Re: [RFC 0/7] introduce memory hinting API for external process

Brian Geffon <bgeffon@xxxxxxxxxx> · Tue, 21 May 2019 21:15:20 -0700

To expand on the ChromeOS use case we're in a very similar situation to Android. For example, the Chrome browser uses a separate process for each individual tab (with some exceptions) and over time many tabs remain open in a back-grounded or idle state. Given that we have a lot of information about the weight of a tab, when it was last active, etc, we can benefit tremendously from per-process reclaim. We're working on getting real world numbers but all of our initial testing shows very promising results.

On Tue, May 21, 2019 at 5:57 AM Shakeel Butt <shakeelb@xxxxxxxxxx> wrote:
On Mon, May 20, 2019 at 7:55 PM Anshuman Khandual

<anshuman.khandual@xxxxxxx> wrote:

>

>

>

> On 05/20/2019 10:29 PM, Tim Murray wrote:

> > On Sun, May 19, 2019 at 11:37 PM Anshuman Khandual

> > <anshuman.khandual@xxxxxxx> wrote:

> >>

> >> Or Is the objective here is reduce the number of processes which get killed by

> >> lmkd by triggering swapping for the unused memory (user hinted) sooner so that

> >> they dont get picked by lmkd. Under utilization for zram hardware is a concern

> >> here as well ?

> >

> > The objective is to avoid some instances of memory pressure by

> > proactively swapping pages that userspace knows to be cold before

> > those pages reach the end of the LRUs, which in turn can prevent some

> > apps from being killed by lmk/lmkd. As soon as Android userspace knows

> > that an application is not being used and is only resident to improve

> > performance if the user returns to that app, we can kick off

> > process_madvise on that process's pages (or some portion of those

> > pages) in a power-efficient way to reduce memory pressure long before

> > the system hits the free page watermark. This allows the system more

> > time to put pages into zram versus waiting for the watermark to

> > trigger kswapd, which decreases the likelihood that later memory

> > allocations will cause enough pressure to trigger a kill of one of

> > these apps.

>

> So this opens up bit of LRU management to user space hints. Also because the app

> in itself wont know about the memory situation of the entire system, new system

> call needs to be called from an external process.

>

> >

> >> Swapping out memory into zram wont increase the latency for a hot start ? Or

> >> is it because as it will prevent a fresh cold start which anyway will be slower

> >> than a slow hot start. Just being curious.

> >

> > First, not all swapped pages will be reloaded immediately once an app

> > is resumed. We've found that an app's working set post-process_madvise

> > is significantly smaller than what an app allocates when it first

> > launches (see the delta between pswpin and pswpout in Minchan's

> > results).
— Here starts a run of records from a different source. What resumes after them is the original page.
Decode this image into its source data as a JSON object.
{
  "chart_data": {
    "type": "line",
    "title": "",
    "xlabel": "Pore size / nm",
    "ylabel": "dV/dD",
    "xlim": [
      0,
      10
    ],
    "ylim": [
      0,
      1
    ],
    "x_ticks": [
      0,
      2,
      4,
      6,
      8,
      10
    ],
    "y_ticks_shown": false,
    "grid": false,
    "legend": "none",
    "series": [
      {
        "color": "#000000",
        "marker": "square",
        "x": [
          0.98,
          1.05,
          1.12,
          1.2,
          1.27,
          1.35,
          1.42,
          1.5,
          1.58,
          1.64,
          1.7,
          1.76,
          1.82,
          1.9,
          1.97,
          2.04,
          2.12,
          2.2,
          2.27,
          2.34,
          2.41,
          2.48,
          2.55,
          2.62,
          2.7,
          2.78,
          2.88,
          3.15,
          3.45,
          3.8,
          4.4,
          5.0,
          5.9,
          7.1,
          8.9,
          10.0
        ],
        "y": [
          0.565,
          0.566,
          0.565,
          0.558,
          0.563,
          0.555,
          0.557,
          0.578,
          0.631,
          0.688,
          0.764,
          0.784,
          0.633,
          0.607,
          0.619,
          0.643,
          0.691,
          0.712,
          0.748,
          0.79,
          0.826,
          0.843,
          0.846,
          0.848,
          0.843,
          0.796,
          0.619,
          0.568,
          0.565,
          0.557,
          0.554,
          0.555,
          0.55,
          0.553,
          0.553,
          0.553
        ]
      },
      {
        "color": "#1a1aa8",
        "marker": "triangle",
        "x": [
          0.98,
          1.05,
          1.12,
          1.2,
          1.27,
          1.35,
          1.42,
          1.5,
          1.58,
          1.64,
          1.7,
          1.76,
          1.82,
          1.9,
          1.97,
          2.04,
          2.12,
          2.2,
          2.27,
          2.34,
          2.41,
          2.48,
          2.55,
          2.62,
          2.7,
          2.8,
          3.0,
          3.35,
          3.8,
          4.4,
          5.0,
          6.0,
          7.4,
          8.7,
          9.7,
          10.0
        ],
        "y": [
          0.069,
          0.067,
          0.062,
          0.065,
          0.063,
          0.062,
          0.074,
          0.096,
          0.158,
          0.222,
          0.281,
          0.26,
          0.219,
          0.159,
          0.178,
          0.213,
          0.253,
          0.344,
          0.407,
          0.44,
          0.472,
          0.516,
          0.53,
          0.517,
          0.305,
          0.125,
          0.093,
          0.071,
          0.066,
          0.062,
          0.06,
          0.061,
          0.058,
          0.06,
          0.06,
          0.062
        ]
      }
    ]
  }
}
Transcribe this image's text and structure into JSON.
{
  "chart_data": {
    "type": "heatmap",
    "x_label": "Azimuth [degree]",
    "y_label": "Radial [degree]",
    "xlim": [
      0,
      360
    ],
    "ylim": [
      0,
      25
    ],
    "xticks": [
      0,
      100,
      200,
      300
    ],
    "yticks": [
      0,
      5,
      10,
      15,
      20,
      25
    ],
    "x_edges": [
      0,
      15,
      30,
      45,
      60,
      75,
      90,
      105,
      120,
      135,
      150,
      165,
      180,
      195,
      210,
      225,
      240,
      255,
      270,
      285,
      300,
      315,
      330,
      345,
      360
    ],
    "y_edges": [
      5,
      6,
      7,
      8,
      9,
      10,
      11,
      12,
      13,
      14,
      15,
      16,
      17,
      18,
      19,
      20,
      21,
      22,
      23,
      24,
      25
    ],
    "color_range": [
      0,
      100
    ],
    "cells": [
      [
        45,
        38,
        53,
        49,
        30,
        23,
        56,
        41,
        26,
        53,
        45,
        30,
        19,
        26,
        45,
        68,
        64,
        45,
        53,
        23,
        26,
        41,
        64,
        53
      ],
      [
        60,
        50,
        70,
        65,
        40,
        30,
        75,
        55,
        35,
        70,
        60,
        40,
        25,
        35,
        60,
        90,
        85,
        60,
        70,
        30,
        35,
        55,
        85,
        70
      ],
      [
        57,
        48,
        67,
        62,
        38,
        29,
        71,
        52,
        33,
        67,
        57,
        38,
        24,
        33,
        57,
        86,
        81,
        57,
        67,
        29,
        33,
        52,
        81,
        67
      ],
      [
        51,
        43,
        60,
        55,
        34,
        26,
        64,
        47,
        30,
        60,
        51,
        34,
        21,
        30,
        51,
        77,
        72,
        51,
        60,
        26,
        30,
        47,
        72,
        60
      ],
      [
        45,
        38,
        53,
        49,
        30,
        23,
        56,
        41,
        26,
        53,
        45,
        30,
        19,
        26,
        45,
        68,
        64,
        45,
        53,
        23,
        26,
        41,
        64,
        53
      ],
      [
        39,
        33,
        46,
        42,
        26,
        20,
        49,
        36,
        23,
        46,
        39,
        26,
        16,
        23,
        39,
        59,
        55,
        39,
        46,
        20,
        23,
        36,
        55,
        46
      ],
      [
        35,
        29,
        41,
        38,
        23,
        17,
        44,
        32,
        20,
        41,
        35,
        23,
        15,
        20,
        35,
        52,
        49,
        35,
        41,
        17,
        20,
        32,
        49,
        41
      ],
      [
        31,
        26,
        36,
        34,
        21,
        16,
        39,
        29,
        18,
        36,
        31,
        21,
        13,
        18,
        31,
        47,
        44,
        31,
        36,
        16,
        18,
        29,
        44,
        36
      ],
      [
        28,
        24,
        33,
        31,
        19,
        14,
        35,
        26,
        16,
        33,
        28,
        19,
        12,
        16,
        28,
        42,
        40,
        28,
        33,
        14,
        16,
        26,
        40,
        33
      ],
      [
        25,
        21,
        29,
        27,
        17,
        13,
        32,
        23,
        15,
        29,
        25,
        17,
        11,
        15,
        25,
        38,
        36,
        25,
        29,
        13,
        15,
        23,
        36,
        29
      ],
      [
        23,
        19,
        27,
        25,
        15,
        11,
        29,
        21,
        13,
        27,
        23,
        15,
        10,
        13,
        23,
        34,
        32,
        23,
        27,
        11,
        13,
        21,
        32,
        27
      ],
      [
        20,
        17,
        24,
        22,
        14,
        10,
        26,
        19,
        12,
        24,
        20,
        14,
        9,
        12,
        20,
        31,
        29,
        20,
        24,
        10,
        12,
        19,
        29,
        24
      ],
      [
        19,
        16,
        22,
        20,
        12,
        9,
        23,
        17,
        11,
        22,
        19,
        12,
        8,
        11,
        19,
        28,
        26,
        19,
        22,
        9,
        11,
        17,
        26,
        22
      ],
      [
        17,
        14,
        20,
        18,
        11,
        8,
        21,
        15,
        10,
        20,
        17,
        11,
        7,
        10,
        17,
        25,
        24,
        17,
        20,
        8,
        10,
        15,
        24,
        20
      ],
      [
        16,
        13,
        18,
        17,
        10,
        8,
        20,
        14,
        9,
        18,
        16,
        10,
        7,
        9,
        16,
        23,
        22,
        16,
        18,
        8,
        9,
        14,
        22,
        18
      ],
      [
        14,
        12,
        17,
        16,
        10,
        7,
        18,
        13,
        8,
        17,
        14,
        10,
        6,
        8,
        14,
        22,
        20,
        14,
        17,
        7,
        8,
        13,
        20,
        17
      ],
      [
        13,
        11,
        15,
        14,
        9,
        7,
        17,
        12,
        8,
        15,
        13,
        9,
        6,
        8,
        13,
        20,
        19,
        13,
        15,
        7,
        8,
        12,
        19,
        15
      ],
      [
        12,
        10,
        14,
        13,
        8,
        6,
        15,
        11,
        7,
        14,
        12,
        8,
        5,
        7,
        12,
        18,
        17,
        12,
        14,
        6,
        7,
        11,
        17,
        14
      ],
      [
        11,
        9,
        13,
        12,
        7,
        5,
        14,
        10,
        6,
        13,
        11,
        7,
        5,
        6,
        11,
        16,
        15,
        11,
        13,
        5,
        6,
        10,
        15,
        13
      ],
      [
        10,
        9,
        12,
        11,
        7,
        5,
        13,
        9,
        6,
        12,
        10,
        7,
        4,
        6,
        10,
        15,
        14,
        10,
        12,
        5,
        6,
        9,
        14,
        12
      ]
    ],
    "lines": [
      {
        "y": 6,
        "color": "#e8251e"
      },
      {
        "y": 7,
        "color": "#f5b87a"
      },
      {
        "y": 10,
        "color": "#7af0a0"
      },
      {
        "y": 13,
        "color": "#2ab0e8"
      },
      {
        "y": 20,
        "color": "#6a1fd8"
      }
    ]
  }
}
Presumably because of this, faulting to fetch from zram does

>

> pswpin      417613    1392647     975034     233.00

> pswpout    1274224    2661731    1387507     108.00

>

> IIUC the swap-in ratio is way higher in comparison to that of swap out. Is that

> always the case ? Or it tend to swap out from an active area of the working set

> which faulted back again.

>

> > not seem to introduce a noticeable hot start penalty, not does it

> > cause an increase in performance problems later in the app's

> > lifecycle. I've measured with and without process_madvise, and the

> > differences are within our noise bounds. Second, because we're not

>

> That is assuming that post process_madvise() working set for the application is

> always smaller. There is another challenge. The external process should ideally

> have the knowledge of active areas of the working set for an application in

> question for it to invoke process_madvise() correctly to prevent such scenarios.

>

> > preemptively evicting file pages and only making them more likely to

> > be evicted when there's already memory pressure, we avoid the case

> > where we process_madvise an app then immediately return to the app and

> > reload all file pages in the working set even though there was no

> > intervening memory pressure. Our initial version of this work evicted

>

> That would be the worst case scenario which should be avoided. Memory pressure

> must be a parameter before actually doing the swap out. But pages if know to be

> inactive/cold can be marked high priority to be swapped out.

>

> > file pages preemptively and did cause a noticeable slowdown (~15%) for

> > that case; this patch set avoids that slowdown. Finally, the benefit

> > from avoiding cold starts is huge. The performance improvement from

> > having a hot start instead of a cold start ranges from 3x for very

> > small apps to 50x+ for larger apps like high-fidelity games.

>

> Is there any other real world scenario apart from this app based ecosystem where

> user hinted LRU management might be helpful ? Just being curious. Thanks for the

> detailed explanation. I will continue looking into this series.

Chrome OS is another real world use-case for this user hinted LRU

management approach by proactively reclaiming reclaim from tabs not

accessed by the user for some time.